If years of shakeout have proven anything, it's that the two things people want most on the Net are sex and search engines. On March 15, Nerve, the Web journal of "literate smut," will deliver both, with the launch of a selected and annotated index of the most arousing and curious sex sites, from sleek bondage forums, to nudist manifestos, to unabashedly Photoshopped galleries of celebrities in the buff.
Called NerveLink, the database of thousands of sites will be a core element in a major expansion of the stylish webzine. Nerve made a splash by positioning itself as the Olympia Press of online erotica last June, delivering edgy, pulse-pounding prose and photographs by brand-name littérateurs and artists such as Norman Mailer, Sylvia Plachy, Andres Serrano, and Poppy Z. Brite.
The upgrade will be paid for by a recently completed round of financing, which scored the publication US$100,000 from such investors as Steven Johnson of FEED, The Nation editor Andrew Shapiro, and India Cutler of the King Cutler Group, a high-tech investment banking firm. Other additions slated for the site - which opened its doors on June 26, 1997, the day the Communications Decency Act was dealt a fatal blow by the US Supreme Court - include an interactive forum called the NerveCenter, featuring live chat and threaded discussions moderated by authors Mikal Gilmore and Lisa Carver.
The NerveLink index will be edited by Jack Murnighan, whose books column, "Jack's Naughty Bits," serves up weekly provocations from literature with taglines like, "Dante learns that reading erotica can get way way too hot." Murnighan, who is writing incisive entries for sites compiled by a team of 30 netsurfers, is particularly beguiled by some of the Net's more outré offerings, such as a site for aficionados of images of women trapped in quicksand, and one for extremely short men seeking affairs with exceptionally tall women. The task facing his team, says Murnighan, is to "filter out huge amounts of schlock from the vast undifferentiated morass out there."
With the expansion, Nerve will join the ranks of sites that levy a fee for access to premium content, granting those willing to pay US$3.95 a month entry to the "members' gallery," featuring more graphic images than are offered on the open site.
In just eight months, the Silicon Alley-based publication has become emblematic of the cultural mores undergoing a sea of change as the Net weaves itself into daily life. As a gauge of its acceptance, the New York Times wrote about Nerve, but declined to specify the URL, in keeping with the Times' ban on pointers to adult-oriented Web addresses.
Though many of Nerve's intimate memoirs and cultural critiques would work fine on paper (a print magazine is on the drawing board, and a book is slotted for publication by Broadway Books this fall), Salon sex columnist Courtney Weaver thinks the Web was the perfect environment for Nerve to find its audience. "On the newsstand, it would have gotten pigeonholed with Playboy, Penthouse, and the Wet Pussy Journal, and the complexities of the subject would have been overlooked," Weaver says.
If the renaissance of self-publishing in the digital era hadn't come along, says Nerve founder and editor Rufus Griscom, "it could have been years before the publishing industry woke up to the ways attitudes towards sex are changing."
Among the shifts that Griscom observes is an increasing acceptance of images of women in active sex roles, and a recognition that women - especially young women - are eager, discerning consumers of erotic content. Among the site's readers, one-third are women, with that proportion rising to 50 percent in the 18-25 age group.

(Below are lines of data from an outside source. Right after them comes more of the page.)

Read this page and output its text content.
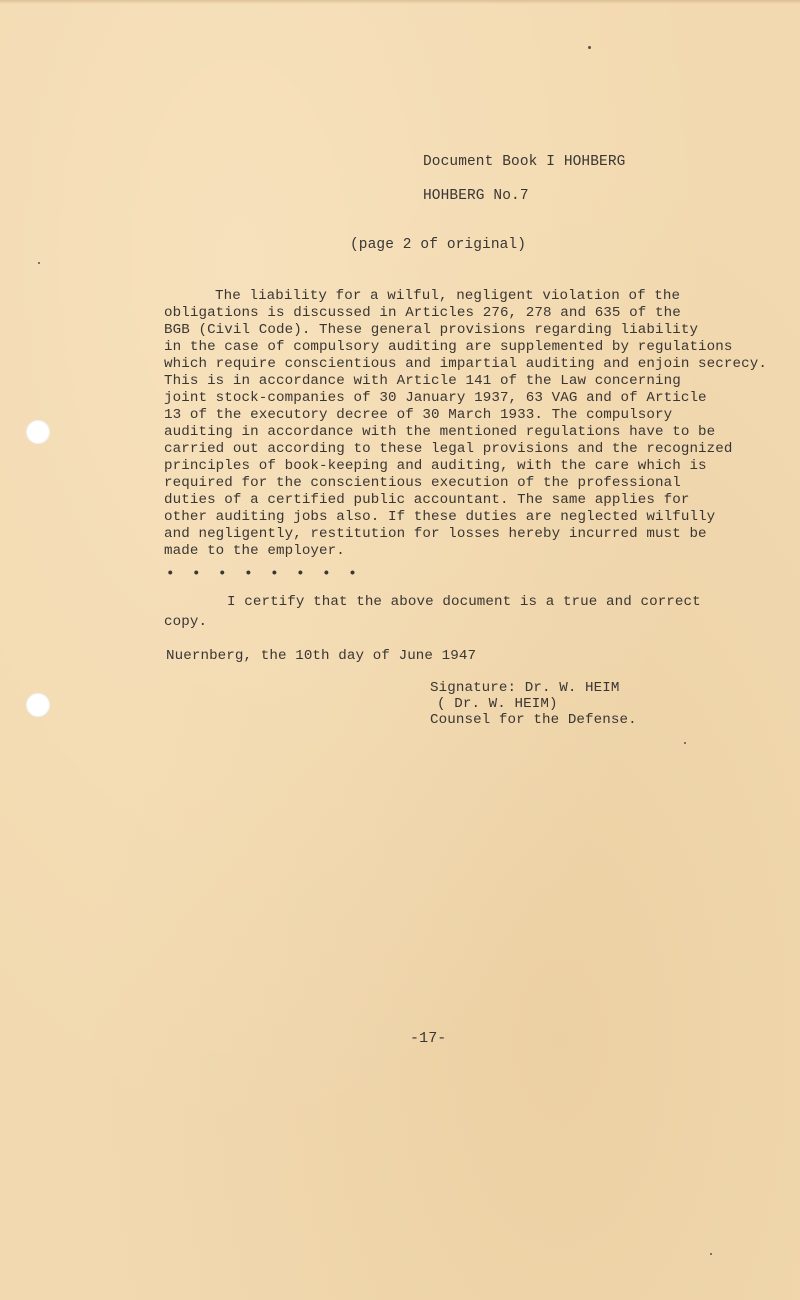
Document Book I HOHBERG
HOHBERG No.7
(page 2 of original)
The liability for a wilful, negligent violation of the
obligations is discussed in Articles 276, 278 and 635 of the
BGB (Civil Code). These general provisions regarding liability
in the case of compulsory auditing are supplemented by regulations
which require conscientious and impartial auditing and enjoin secrecy.
This is in accordance with Article 141 of the Law concerning
joint stock-companies of 30 January 1937, 63 VAG and of Article
13 of the executory decree of 30 March 1933. The compulsory
auditing in accordance with the mentioned regulations have to be
carried out according to these legal provisions and the recognized
principles of book-keeping and auditing, with the care which is
required for the conscientious execution of the professional
duties of a certified public accountant. The same applies for
other auditing jobs also. If these duties are neglected wilfully
and negligently, restitution for losses hereby incurred must be
made to the employer.
• • • • • • • •
I certify that the above document is a true and correct
copy.
Nuernberg, the 10th day of June 1947
Signature: Dr. W. HEIM
( Dr. W. HEIM)
Counsel for the Defense.
-17-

Unlike the coeds-in-cashmere showcases that catered to the Hefner generation, Nerve doesn't shy away from including images of men in sex scenes. And homosexuality, Griscom believes, is coming to be seen as part of a continuum of human erotic response.
"Our philosophy is one of polysexuality. There's less of a need now for those kinds of distinctions and niche groups," he says. While publications like Cosmopolitan are perennially running cover stories on "10 Ways to Improve Your Sex Life," Griscom says, "We don't want to fix people's sex lives. We want people to examine their sex lives - their humanity and vulnerability."
The secret of Nerve's success, Griscom contends, is walking a fine line. While drawing five million page views a month with such fare as Charles Gatewood's spike-shod dominatrixes, Nerve has been able to sign up such decidedly straight-laced advertisers as CBS SportsLine, CNET and CDnow by keeping certain images - like Richard Kern's women bound in rope - behind the members-only firewall.
When a major corporate sponsor offered to buy ad space if Griscom would throttle back on such taboo-testing exhibits as Serrano's "History of Sex," Griscom declined. "We've succeeded because we have an edge," he says.
Steven Johnson of FEED says he invested in Nerve because the site's business model was unusually sensible for a Web venture. "Rather than raise $100 million and hire 300 people, they stayed lean and grew along with their traffic."
Johnson also believes that the tone of the writing on Nerve is perfect for this moment in the evolution of sexual attitudes. "It's smart people, talking honestly about their own lives in sexy ways, without becoming gauzy art-theory erotica, and without heavy cultural diatribes," he says.